By using linked data, it is possible to simply walk along a JSON document and discover more information about a vulnerability:

“references”: [ “https://cve.mitre.org/CVE-2021-34481", “https://msrc.microsoft.com/CVE-2021-34481", … ]

Which itself is really helpful.  But where this becomes even more awesome is when you realize that you can reference vulnerability data in other contexts, such as malware databases:

“name”: “Win32/Some.Printer.Malware”, “exploitation_vectors”: [ “https://msrc.microsoft.com/CVE-2021-34481" ]

Now the malware researcher can follow the node for CVE-2021-34481 and get structured data back about the Print Spooler CVE, and it’s entirely transparent.

I cannot stress enough that this is how it has to be.  We will never get to the point where we are tracking every single vulnerability unless it is an open system like this, built in the same spirit as FOSS, but for data.

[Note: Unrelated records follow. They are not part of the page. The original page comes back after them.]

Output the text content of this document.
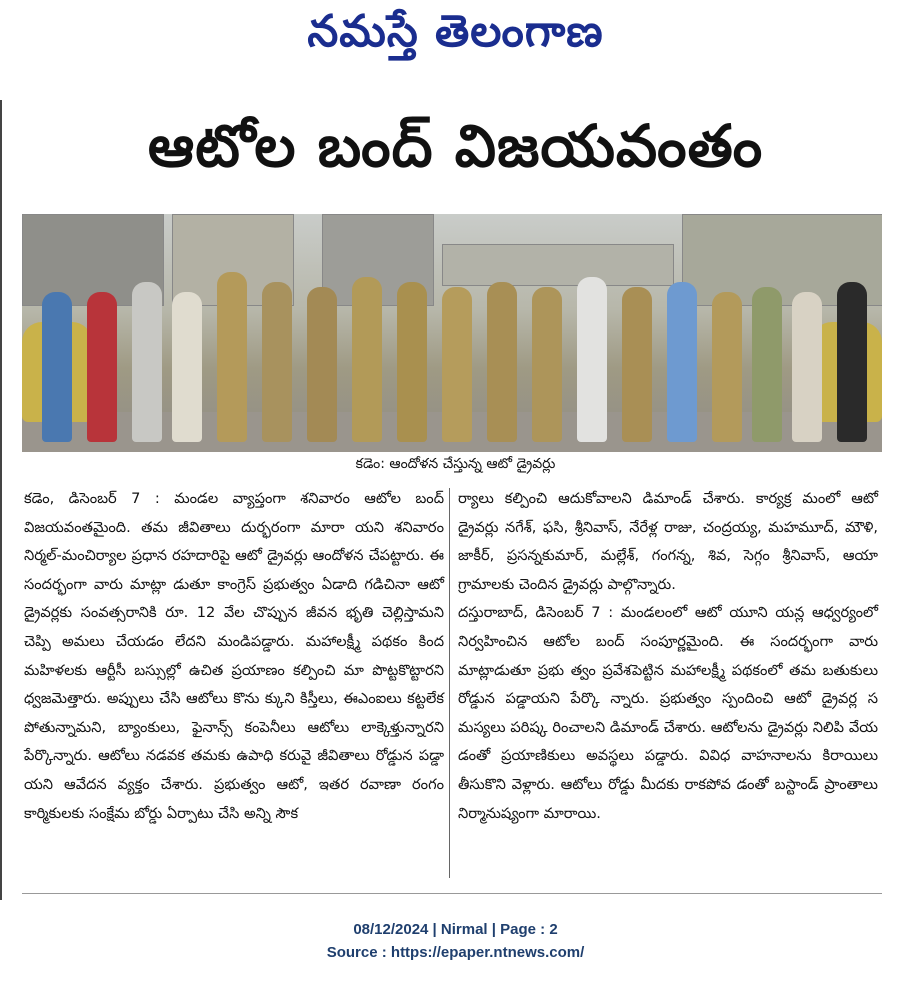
నమస్తే తెలంగాణ
ఆటోల బంద్ విజయవంతం
కడెం: ఆందోళన చేస్తున్న ఆటో డ్రైవర్లు

కడెం, డిసెంబర్ 7 : మండల వ్యాప్తంగా శనివారం ఆటోల బంద్ విజయవంతమైంది. తమ జీవితాలు దుర్భరంగా మారా యని శనివారం నిర్మల్-మంచిర్యాల ప్రధాన రహదారిపై ఆటో డ్రైవర్లు ఆందోళన చేపట్టారు. ఈ సందర్భంగా వారు మాట్లా డుతూ కాంగ్రెస్ ప్రభుత్వం ఏడాది గడిచినా ఆటో డ్రైవర్లకు సంవత్సరానికి రూ. 12 వేల చొప్పున జీవన భృతి చెల్లిస్తామని చెప్పి అమలు చేయడం లేదని మండిపడ్డారు. మహాలక్ష్మీ పథకం కింద మహిళలకు ఆర్టీసీ బస్సుల్లో ఉచిత ప్రయాణం కల్పించి మా పొట్టకొట్టారని ధ్వజమెత్తారు. అప్పులు చేసి ఆటోలు కొను క్కుని కిస్తీలు, ఈఎంఐలు కట్టలేక పోతున్నామని, బ్యాంకులు, ఫైనాన్స్ కంపెనీలు ఆటోలు లాక్కెళ్తున్నారని పేర్కొన్నారు. ఆటోలు నడవక తమకు ఉపాధి కరువై జీవితాలు రోడ్డున పడ్డా యని ఆవేదన వ్యక్తం చేశారు. ప్రభుత్వం ఆటో, ఇతర రవాణా రంగం కార్మికులకు సంక్షేమ బోర్డు ఏర్పాటు చేసి అన్ని సౌక

ర్యాలు కల్పించి ఆదుకోవాలని డిమాండ్ చేశారు. కార్యక్ర మంలో ఆటో డ్రైవర్లు నగేశ్, ఫసి, శ్రీనివాస్, నేరేళ్ల రాజు, చంద్రయ్య, మహమూద్, మౌళి, జాకీర్, ప్రసన్నకుమార్, మల్లేశ్, గంగన్న, శివ, సెగ్గం శ్రీనివాస్, ఆయా గ్రామాలకు చెందిన డ్రైవర్లు పాల్గొన్నారు.

దస్తురాబాద్, డిసెంబర్ 7 : మండలంలో ఆటో యూని యన్ల ఆధ్వర్యంలో నిర్వహించిన ఆటోల బంద్ సంపూర్ణమైంది. ఈ సందర్భంగా వారు మాట్లాడుతూ ప్రభు త్వం ప్రవేశపెట్టిన మహాలక్ష్మీ పథకంలో తమ బతుకులు రోడ్డున పడ్డాయని పేర్కొ న్నారు. ప్రభుత్వం స్పందించి ఆటో డ్రైవర్ల స మస్యలు పరిష్క రించాలని డిమాండ్ చేశారు. ఆటోలను డ్రైవర్లు నిలిపి వేయ డంతో ప్రయాణికులు అవస్థలు పడ్డారు. వివిధ వాహనాలను కిరాయిలు తీసుకొని వెళ్లారు. ఆటోలు రోడ్డు మీదకు రాకపోవ డంతో బస్టాండ్ ప్రాంతాలు నిర్మానుష్యంగా మారాయి.

08/12/2024 | Nirmal | Page : 2
Source : https://epaper.ntnews.com/
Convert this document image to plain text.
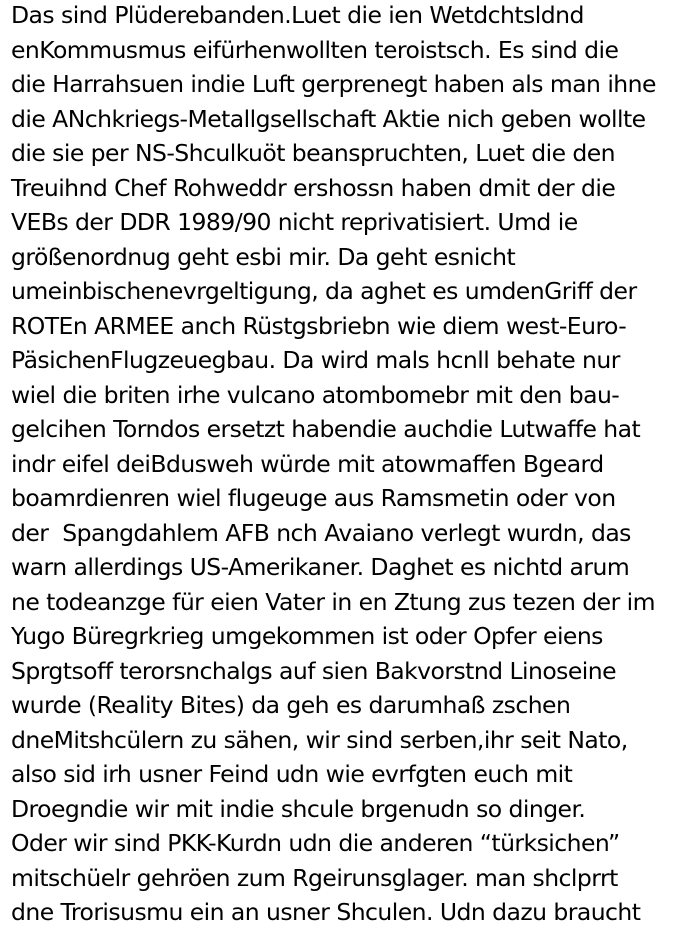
Das sind Plüderebanden.Luet die ien Wetdchtsldnd
enKommusmus eifürhenwollten teroistsch. Es sind die
die Harrahsuen indie Luft gerprenegt haben als man ihne
die ANchkriegs-Metallgsellschaft Aktie nich geben wollte
die sie per NS-Shculkuöt beanspruchten, Luet die den
Treuihnd Chef Rohweddr ershossn haben dmit der die
VEBs der DDR 1989/90 nicht reprivatisiert. Umd ie
größenordnug geht esbi mir. Da geht esnicht
umeinbischenevrgeltigung, da aghet es umdenGriff der
ROTEn ARMEE anch Rüstgsbriebn wie diem west-Euro-
PäsichenFlugzeuegbau. Da wird mals hcnll behate nur
wiel die briten irhe vulcano atombomebr mit den bau-
gelcihen Torndos ersetzt habendie auchdie Lutwaffe hat
indr eifel deiBdusweh würde mit atowmaffen Bgeard
boamrdienren wiel flugeuge aus Ramsmetin oder von
der  Spangdahlem AFB nch Avaiano verlegt wurdn, das
warn allerdings US-Amerikaner. Daghet es nichtd arum
ne todeanzge für eien Vater in en Ztung zus tezen der im
Yugo Büregrkrieg umgekommen ist oder Opfer eiens
Sprgtsoff terorsnchalgs auf sien Bakvorstnd Linoseine
wurde (Reality Bites) da geh es darumhaß zschen
dneMitshcülern zu sähen, wir sind serben,ihr seit Nato,
also sid irh usner Feind udn wie evrfgten euch mit
Droegndie wir mit indie shcule brgenudn so dinger.
Oder wir sind PKK-Kurdn udn die anderen “türksichen”
mitschüelr gehröen zum Rgeirunsglager. man shclprrt
dne Trorisusmu ein an usner Shculen. Udn dazu braucht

Unfortunately, I suspect there is going to be at least another round of discussions before we get there.  Once these issues are resolved, and a clear path forward is obvious, we will release secfixes-tracker 0.4, which makes the security data available in the standardized JSON-LD format discussed above.

apk-tools 3

Timo continues to make progress on apk-tools 3.  It is quite possible that Alpine 3.15 will ship with apk-tools 3, and that possibility is getting more likely all the time.

Since the last update, we’ve concluded that the new index format used by apk-tools 3 is reproducible.

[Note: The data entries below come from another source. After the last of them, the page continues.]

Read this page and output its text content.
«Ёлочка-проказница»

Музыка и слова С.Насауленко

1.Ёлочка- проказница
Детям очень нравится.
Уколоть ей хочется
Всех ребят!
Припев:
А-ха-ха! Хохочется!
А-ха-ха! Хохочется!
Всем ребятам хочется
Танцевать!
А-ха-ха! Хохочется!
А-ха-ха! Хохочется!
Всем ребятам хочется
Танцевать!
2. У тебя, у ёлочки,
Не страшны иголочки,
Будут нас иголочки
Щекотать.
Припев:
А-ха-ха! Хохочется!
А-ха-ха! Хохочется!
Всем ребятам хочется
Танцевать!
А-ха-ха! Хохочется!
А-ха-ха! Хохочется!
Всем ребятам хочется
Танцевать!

I have also talked with Timo about introducing security fix data into the new apk-tools indices, and we are starting to work on a design for that.  This will enable the apk list --upgradable --security feature I have talked about a few times now.

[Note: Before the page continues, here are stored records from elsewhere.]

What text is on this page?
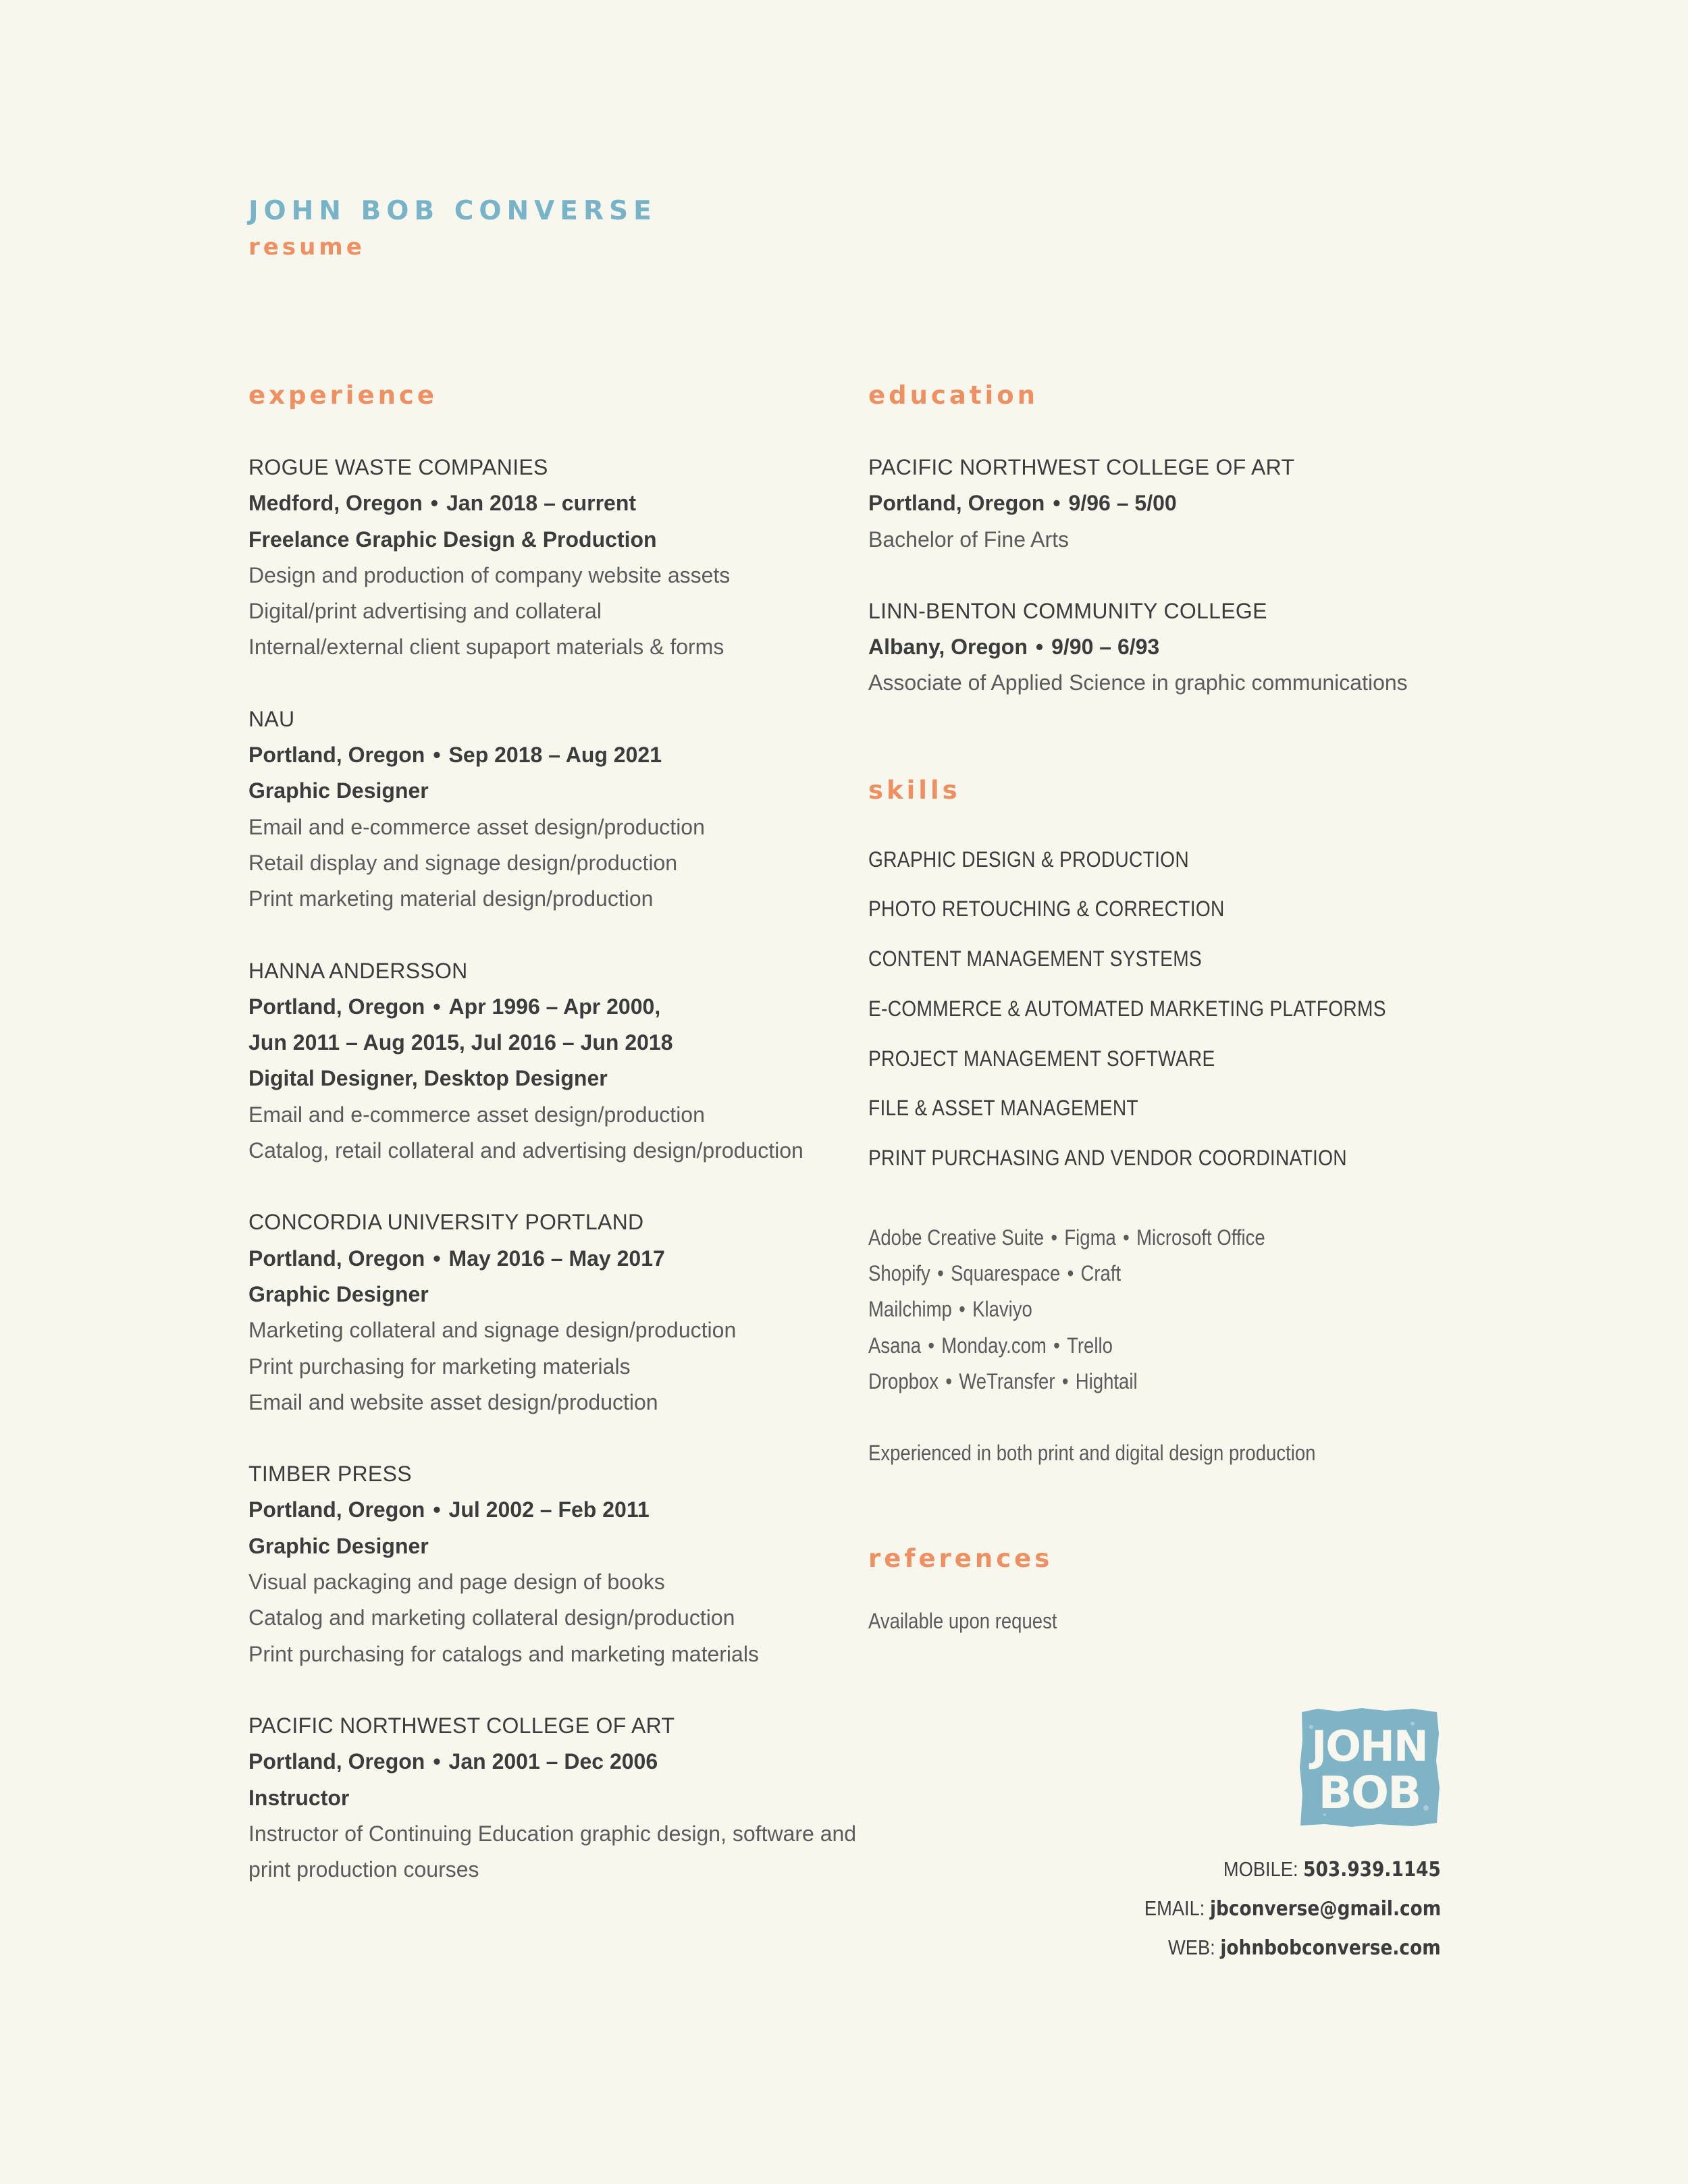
JOHN BOB CONVERSE
resume
experience
ROGUE WASTE COMPANIES
Medford, Oregon • Jan 2018 – current
Freelance Graphic Design & Production
Design and production of company website assets
Digital/print advertising and collateral
Internal/external client supaport materials & forms
NAU
Portland, Oregon • Sep 2018 – Aug 2021
Graphic Designer
Email and e-commerce asset design/production
Retail display and signage design/production
Print marketing material design/production
HANNA ANDERSSON
Portland, Oregon • Apr 1996 – Apr 2000,
Jun 2011 – Aug 2015, Jul 2016 – Jun 2018
Digital Designer, Desktop Designer
Email and e-commerce asset design/production
Catalog, retail collateral and advertising design/production
CONCORDIA UNIVERSITY PORTLAND
Portland, Oregon • May 2016 – May 2017
Graphic Designer
Marketing collateral and signage design/production
Print purchasing for marketing materials
Email and website asset design/production
TIMBER PRESS
Portland, Oregon • Jul 2002 – Feb 2011
Graphic Designer
Visual packaging and page design of books
Catalog and marketing collateral design/production
Print purchasing for catalogs and marketing materials
PACIFIC NORTHWEST COLLEGE OF ART
Portland, Oregon • Jan 2001 – Dec 2006
Instructor
Instructor of Continuing Education graphic design, software and
print production courses
education
PACIFIC NORTHWEST COLLEGE OF ART
Portland, Oregon • 9/96 – 5/00
Bachelor of Fine Arts
LINN-BENTON COMMUNITY COLLEGE
Albany, Oregon • 9/90 – 6/93
Associate of Applied Science in graphic communications
skills
GRAPHIC DESIGN & PRODUCTION
PHOTO RETOUCHING & CORRECTION
CONTENT MANAGEMENT SYSTEMS
E-COMMERCE & AUTOMATED MARKETING PLATFORMS
PROJECT MANAGEMENT SOFTWARE
FILE & ASSET MANAGEMENT
PRINT PURCHASING AND VENDOR COORDINATION
Adobe Creative Suite • Figma • Microsoft Office
Shopify • Squarespace • Craft
Mailchimp • Klaviyo
Asana • Monday.com • Trello
Dropbox • WeTransfer • Hightail
Experienced in both print and digital design production
references
Available upon request
JOHN
BOB
MOBILE: 503.939.1145
EMAIL: jbconverse@gmail.com
WEB: johnbobconverse.com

I plan on doing a blog post demonstrating reproducibility of both apk-tools 3 indices as well as apk-tools 3 packages in the next week or so.  I have also been working on writing a specification for the ADB format so that other people can write their own parsers for it.  That will be going upstream as a MR shortly.

CVEs in Alpine software

Part of the responsibility of the security team is to get CVEs from MITRE.  We are considering becoming a CVE Numbering Authority to improve the process of getting CVEs, but the process CNAs use is kind of clunky, so we might not actually do it.  In July, we requested two CVEs for Alpine software or Alpine-specific packaging problems:

  • CVE-2021-36158: The xrdp package was generating the same public and private keypair for every single installation.  This was fixed by moving the keypair generation into a maintainer script.  Thanks to Leo for fixing it!
  • CVE-2021-36159: Samanta Navarro reported a vulnerability in libfetch to Alpine and FreeBSD.  We requested a CVE for the Alpine fork, but then FreeBSD decided to use the same CVE for the original libfetch, too.  As a side effect of coordination of this vulnerability, I proposed creating a unified libfetch project where all users can collaborate on its maintenance.

Acknowledgement

My activities relating to Alpine security work are presently sponsored by Google and the Linux Foundation. Without their support, I would not be able to work on security full time in Alpine, so thanks!  I also appreciate their recent sponsoring of kpcyrd, an Alpine, Arch, Debian and reproducible-builds.org contributor!